Distributed runtime#

Initializing the distributed runtime#

To use the distributed APIs, you must first initialize the distributed runtime. This is done by having each process provide a local CUDA device ID (referring to a GPU on the host on which that process runs), the process group, and the desired communication backends. For example:

import nvmath.distributed
from nvmath.distributed import MPIProcessGroup
from mpi4py import MPI
process_group = MPIProcessGroup(MPI.COMM_WORLD)  # can use any MPI communicator
nvmath.distributed.initialize(device_id, process_group, backends=["nvshmem", "nccl"])

The process group specifies the set of processes that will participate in subsequent calls to distributed APIs. The process group type is tied to the bootstrapping method (e.g. MPI or torch.distributed).

Note

nvmath-python supports both MPI and torch.distributed for bootstrapping and setup. Additionally, developers can provide their own implementation of nvmath.distributed.ProcessGroup to add support for new bootstrapping schemes.

Important

The bootstrapping method is only used for initialization and setup, not for compute.

Tip

Distributed FFT requires the NVSHMEM backend.

Distributed matrix multiplication requires the NCCL backend.

After initializing the distributed runtime you may use the distributed APIs. Certain APIs such as FFT and Reshape require GPU operands to be allocated on the NVSHMEM symmetric memory heap. Refer to Distributed API Utilities for examples and details of how to manage GPU operands on this type of symmetric memory.

Initialize with MPI process group#

An nvmath.distributed.MPIProcessGroup specifies a set of processes that were launched using MPI (e.g. with mpiexec). You can construct an MPIProcessGroup from any mpi4py communicator, and provide it to nvmath.distributed.initialize().

Initialize with torch.distributed process group#

A nvmath.distributed.TorchProcessGroup specifies a set of processes that communicate using torch.distributed (e.g. launched with torchrun).

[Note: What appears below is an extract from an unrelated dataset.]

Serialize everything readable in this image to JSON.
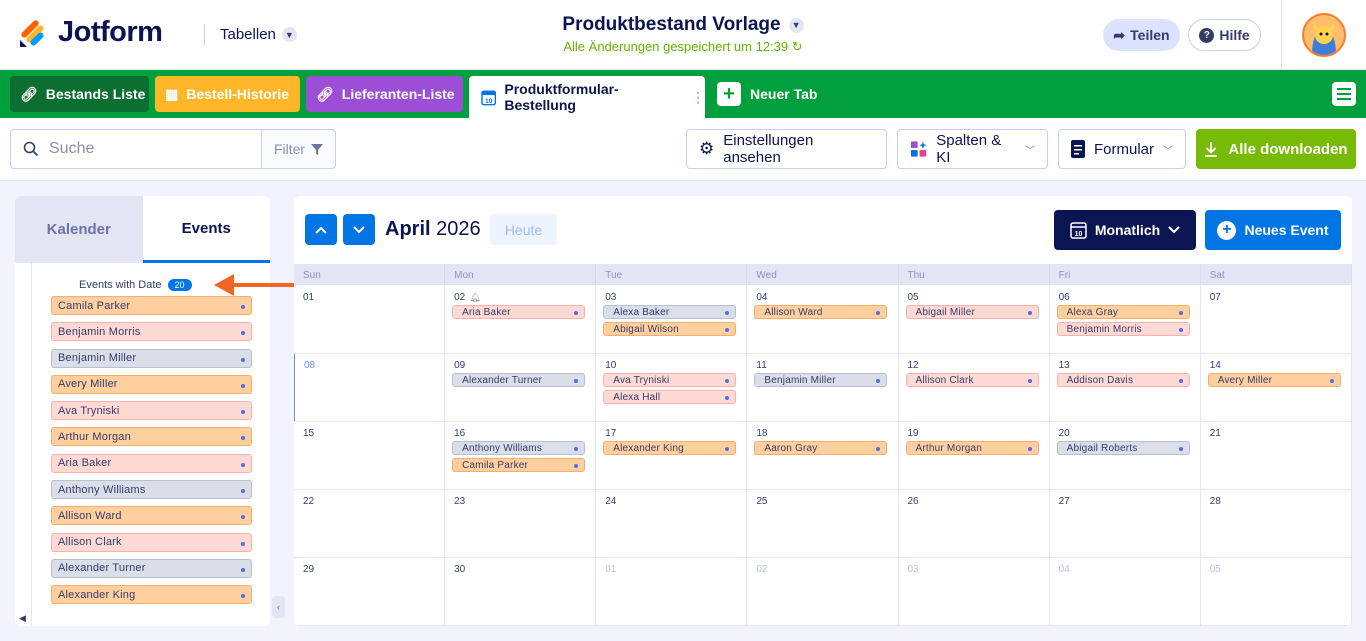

You can construct a TorchProcessGroup by providing a torch.distributed process group handle, or None to use the default PyTorch process group. The resulting TorchProcessGroup can then be passed to nvmath.distributed.initialize().

Note

If the torch.distributed process group internally uses a GPU communication backend (such as NCCL), when creating the TorchProcessGroup you must provide the device ID used by said backend on this process.

API Reference#

initialize(device_id, process_group, backends)

Initialize nvmath.distributed runtime.

finalize()

Finalize nvmath.distributed runtime (this is called automatically at exit if the runtime is initialized).

ProcessGroup()

A ProcessGroup represents a set of processes collectively running nvmath.distributed operations.

MPIProcessGroup(mpi_comm)

ProcessGroup implemented on mpi4py.

TorchProcessGroup(*, device_id[, ...])

ProcessGroup implemented on torch.distributed.

get_context()

Return the distributed runtime's context or None if not initialized.

DistributedContext(device_id, process_group, ...)

Context of initialized nvmath.distributed runtime.